India pale ales (IPAs): these are one of the most popular styles of beer and typically have a medium amber colour and very bitter flavour due to the amount of hops used to stabilise the beer for longer shelf-life. To make the bitterness more palatable, many brewers add citrus or herbal tones to the beer. In addition to standard IPAs, there are also double IPAs, which are made with even more hops and have a strong bitter taste. Great with braai meats (ribs, steak, chops), chips and Mexican food.
Amber ales: are characterized by medium mouth-feel and colours that range from amber to a deep reddish-gold. These beers have a strong malt and sweet caramel taste but they are not overpoweringly, with many having a dry and crisp finish which makes them ideal as palate cleansers to rid your mouth of strong flavours.

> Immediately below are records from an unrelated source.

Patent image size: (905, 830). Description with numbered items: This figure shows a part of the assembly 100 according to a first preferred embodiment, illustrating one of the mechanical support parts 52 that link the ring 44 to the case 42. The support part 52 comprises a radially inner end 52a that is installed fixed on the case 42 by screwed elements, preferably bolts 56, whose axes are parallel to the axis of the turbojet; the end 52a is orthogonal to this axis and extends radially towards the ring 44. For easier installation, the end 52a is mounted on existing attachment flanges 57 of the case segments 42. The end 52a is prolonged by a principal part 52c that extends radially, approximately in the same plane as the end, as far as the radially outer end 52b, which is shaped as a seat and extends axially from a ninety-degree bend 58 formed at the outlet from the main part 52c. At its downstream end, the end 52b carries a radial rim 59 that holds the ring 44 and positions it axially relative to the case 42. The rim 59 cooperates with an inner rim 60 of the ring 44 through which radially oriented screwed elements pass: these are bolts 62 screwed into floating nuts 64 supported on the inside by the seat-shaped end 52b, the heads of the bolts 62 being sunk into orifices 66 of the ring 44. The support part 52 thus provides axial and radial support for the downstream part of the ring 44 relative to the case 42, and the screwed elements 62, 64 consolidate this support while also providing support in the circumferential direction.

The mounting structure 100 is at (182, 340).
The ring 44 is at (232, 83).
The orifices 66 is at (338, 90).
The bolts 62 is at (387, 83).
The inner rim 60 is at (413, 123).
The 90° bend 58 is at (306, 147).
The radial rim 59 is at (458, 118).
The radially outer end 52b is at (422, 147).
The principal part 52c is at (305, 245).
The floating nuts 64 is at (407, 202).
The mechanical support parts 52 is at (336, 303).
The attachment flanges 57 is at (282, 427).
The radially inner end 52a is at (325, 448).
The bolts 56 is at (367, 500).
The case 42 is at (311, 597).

Ideal with lighter meals such as pulled pork, roasts, pizza and fried food.
Dark lagers: are made with roasted malts with a nutty flavour and many have caramel syrup added to slightly sweeten the beer. Lighter lagers have a global following whereas darker lagers where malt is roasted more are popular in Europe where they are an excellent complement to traditional European dishes. Good with aromatic sausage and meats, stews, burgers and pizza.
Brown ales: aren’t as hoppy or bitter as other medium-coloured beers, and instead have hints of chocolate and coffee similar to stouts and porters. Additionally, English varieties of brown ales usually have a dry and nutty taste. Beer experts and craft-brewers tend to turn their noses up at brown ales because they lack the extreme flavours and bitter hoppiness that is fashionable nowadays, but these are tasty beers that are versatile and able to be paired with many different foods. They are especially good with roasted pork, sausages, braai meats, fish and even sushi.

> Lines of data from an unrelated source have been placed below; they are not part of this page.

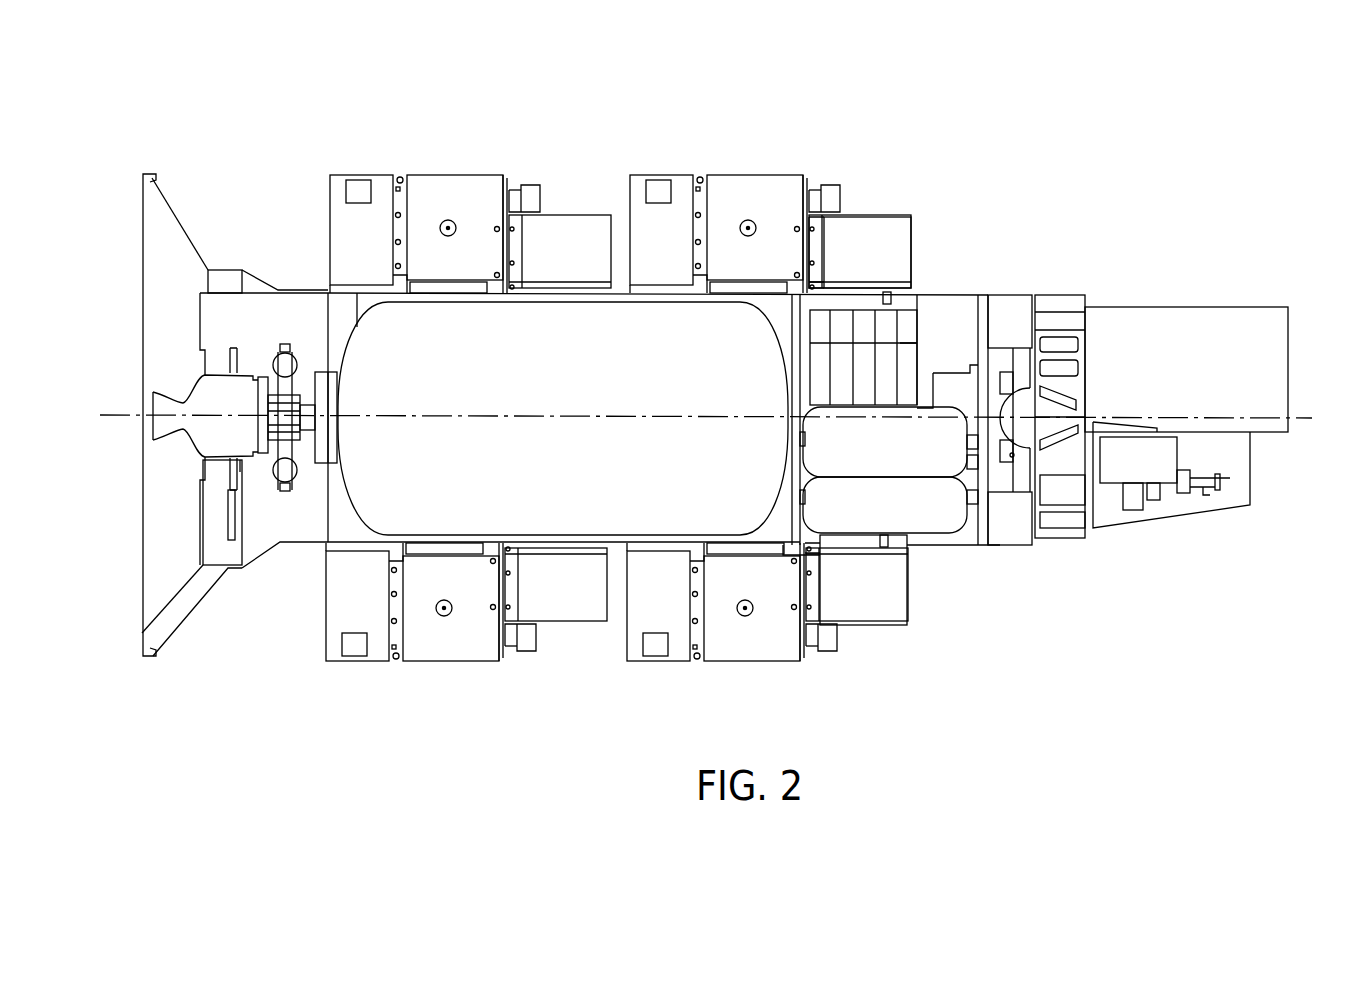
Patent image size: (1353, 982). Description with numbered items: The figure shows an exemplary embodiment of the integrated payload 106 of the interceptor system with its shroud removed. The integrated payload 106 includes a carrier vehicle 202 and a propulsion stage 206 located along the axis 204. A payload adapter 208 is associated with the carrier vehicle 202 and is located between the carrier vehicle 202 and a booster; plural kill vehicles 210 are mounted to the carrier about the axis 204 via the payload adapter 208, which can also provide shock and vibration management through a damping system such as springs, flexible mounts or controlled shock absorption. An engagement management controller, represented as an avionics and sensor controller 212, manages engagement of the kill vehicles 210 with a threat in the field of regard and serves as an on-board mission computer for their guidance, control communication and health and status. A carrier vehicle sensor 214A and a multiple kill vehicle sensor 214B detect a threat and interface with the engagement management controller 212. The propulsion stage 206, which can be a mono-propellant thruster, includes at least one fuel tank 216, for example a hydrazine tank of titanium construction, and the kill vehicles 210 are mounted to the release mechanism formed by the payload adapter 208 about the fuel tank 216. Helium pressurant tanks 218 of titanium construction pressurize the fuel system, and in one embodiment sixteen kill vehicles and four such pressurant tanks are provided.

The integrated payload 106 is at (977, 165).
The carrier vehicle 202 is at (292, 545).
The axis 204 is at (1307, 410).
The propulsion stage 206 is at (227, 357).
The payload adapter 208 is at (874, 200).
The kill vehicles 210 is at (443, 175).
The avionics and sensor controller 212 is at (910, 306).
The carrier vehicle sensor 214A is at (1164, 306).
The multiple kill vehicle sensor 214B is at (872, 643).
The fuel tank 216 is at (551, 523).
The helium pressurant tanks 218 is at (912, 526).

Stouts: are best known for their black colour and dark, silky-smooth consistency and roasted flavour characterised by strong hints of chocolate and coffee. Despite appearance, stouts are not necessarily high in alcohol content or sharp in bitterness and taste and there are many mild stouts. The chocolate flavour and generally low alcohol content make for a perfect pairing for many darker, richer desserts such as cakes, puddings, truffles, and mousses but it also goes well with stronger-flavoured meats such as duck and game, and shellfish such as oysters, crayfish and prawns.